Svolgimento del processo

Con sentenza in data 11.10/7.11.2006 la Corte di appello di Cagliari, in parziale riforma della decisione di primo grado, determinava le spese del giudizio promosso da A.L. nei confronti dell’INPS e del Ministero dell’Economia per il riconoscimento del diritto all’indennità di accompagnamento in complessivi Euro 1.226,73, di cui Euro 640,43 per diritti ed Euro 450,00 per onorari.

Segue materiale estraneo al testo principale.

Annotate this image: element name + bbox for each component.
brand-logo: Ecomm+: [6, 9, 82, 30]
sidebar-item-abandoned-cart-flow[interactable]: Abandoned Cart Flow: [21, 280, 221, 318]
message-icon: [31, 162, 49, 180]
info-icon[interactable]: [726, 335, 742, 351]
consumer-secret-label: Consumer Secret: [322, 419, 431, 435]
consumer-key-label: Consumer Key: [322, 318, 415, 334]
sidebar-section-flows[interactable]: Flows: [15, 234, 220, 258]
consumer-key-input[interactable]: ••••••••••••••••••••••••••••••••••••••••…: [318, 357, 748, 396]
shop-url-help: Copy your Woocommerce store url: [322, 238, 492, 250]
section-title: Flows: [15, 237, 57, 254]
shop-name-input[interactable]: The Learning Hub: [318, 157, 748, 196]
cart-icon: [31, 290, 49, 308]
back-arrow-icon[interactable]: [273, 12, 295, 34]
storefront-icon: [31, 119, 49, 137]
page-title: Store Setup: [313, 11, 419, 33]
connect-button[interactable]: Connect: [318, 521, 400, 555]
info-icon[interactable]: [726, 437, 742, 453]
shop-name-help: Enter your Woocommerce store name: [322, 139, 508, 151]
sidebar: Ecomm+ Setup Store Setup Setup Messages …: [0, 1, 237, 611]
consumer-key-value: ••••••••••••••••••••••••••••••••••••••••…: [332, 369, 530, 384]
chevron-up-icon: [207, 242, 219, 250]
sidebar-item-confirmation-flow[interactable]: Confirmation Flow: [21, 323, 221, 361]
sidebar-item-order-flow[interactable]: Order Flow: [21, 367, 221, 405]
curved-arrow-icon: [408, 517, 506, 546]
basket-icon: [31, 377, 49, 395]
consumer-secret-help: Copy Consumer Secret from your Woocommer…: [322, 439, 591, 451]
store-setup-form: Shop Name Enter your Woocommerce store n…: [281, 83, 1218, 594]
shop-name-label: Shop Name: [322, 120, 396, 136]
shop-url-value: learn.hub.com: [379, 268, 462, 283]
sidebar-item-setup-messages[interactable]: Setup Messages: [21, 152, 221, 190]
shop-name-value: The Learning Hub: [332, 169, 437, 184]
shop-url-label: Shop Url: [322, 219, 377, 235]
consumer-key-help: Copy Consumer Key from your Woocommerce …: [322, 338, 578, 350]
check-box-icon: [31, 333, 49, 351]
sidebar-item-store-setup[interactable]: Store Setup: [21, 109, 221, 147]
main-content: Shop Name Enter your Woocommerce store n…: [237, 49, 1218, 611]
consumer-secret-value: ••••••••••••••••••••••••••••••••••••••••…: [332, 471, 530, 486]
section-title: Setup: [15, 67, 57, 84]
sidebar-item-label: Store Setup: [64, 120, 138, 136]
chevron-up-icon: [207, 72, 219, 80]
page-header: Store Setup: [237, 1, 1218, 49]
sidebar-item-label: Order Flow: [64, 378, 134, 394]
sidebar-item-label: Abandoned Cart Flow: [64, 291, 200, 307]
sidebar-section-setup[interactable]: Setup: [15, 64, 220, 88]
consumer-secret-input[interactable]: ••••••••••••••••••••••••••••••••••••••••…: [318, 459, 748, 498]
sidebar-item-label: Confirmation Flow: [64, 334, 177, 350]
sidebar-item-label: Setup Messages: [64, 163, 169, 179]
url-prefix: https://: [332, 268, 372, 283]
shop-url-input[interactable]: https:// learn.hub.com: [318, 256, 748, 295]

Osservava la Corte territoriale che, ai fini della determinazione del valore della causa, doveva trovare applicazione dell’art. 13 c.p.c., comma 1, trattandosi di prestazioni che partecipano della natura delle prestazioni alimentari, e, riguardo alle singole voci, che dovevano escludersi la voce "disamine produzioni avverse", non avendo l’INPS prodotto alcun documento, e la voce "disamina conclusioni", non essendo la controparte comparsa all’udienza di discussione.

Per la cassazione della sentenza propone ricorso A.L. con tre motivi.

L’INPS resiste con controricorso; il Ministero dell’Economia non ha svolto attività difensiva.

Motivi della decisione

1. Con il primo motivo, svolto ai sensi dell’art. 360 c.p.c., nn. 3 e 5, il ricorrente lamenta violazione degli artt. 12 e 13 c.p.c., dell’art. 12 preleggi, nonchè vizio di motivazione ed, al riguardo, rileva che erroneamente la Corte sarda aveva ritenuto applicabile la previsione dell’art. 13, comma 1, nonostante che l’indennità di accompagnamento si concreti in una somma di denaro da corrispondersi periodicamente ed è perciò del tutto assimilabile ad una rendita vitalizia, con la conseguenza che, nel caso sia contestato il diritto a percepire la prestazione economica, e non solo alcune annualità, il valore della causa non può che essere pari a dieci annualità, per come previsto dall’art. 13 c.p.c., comma 2.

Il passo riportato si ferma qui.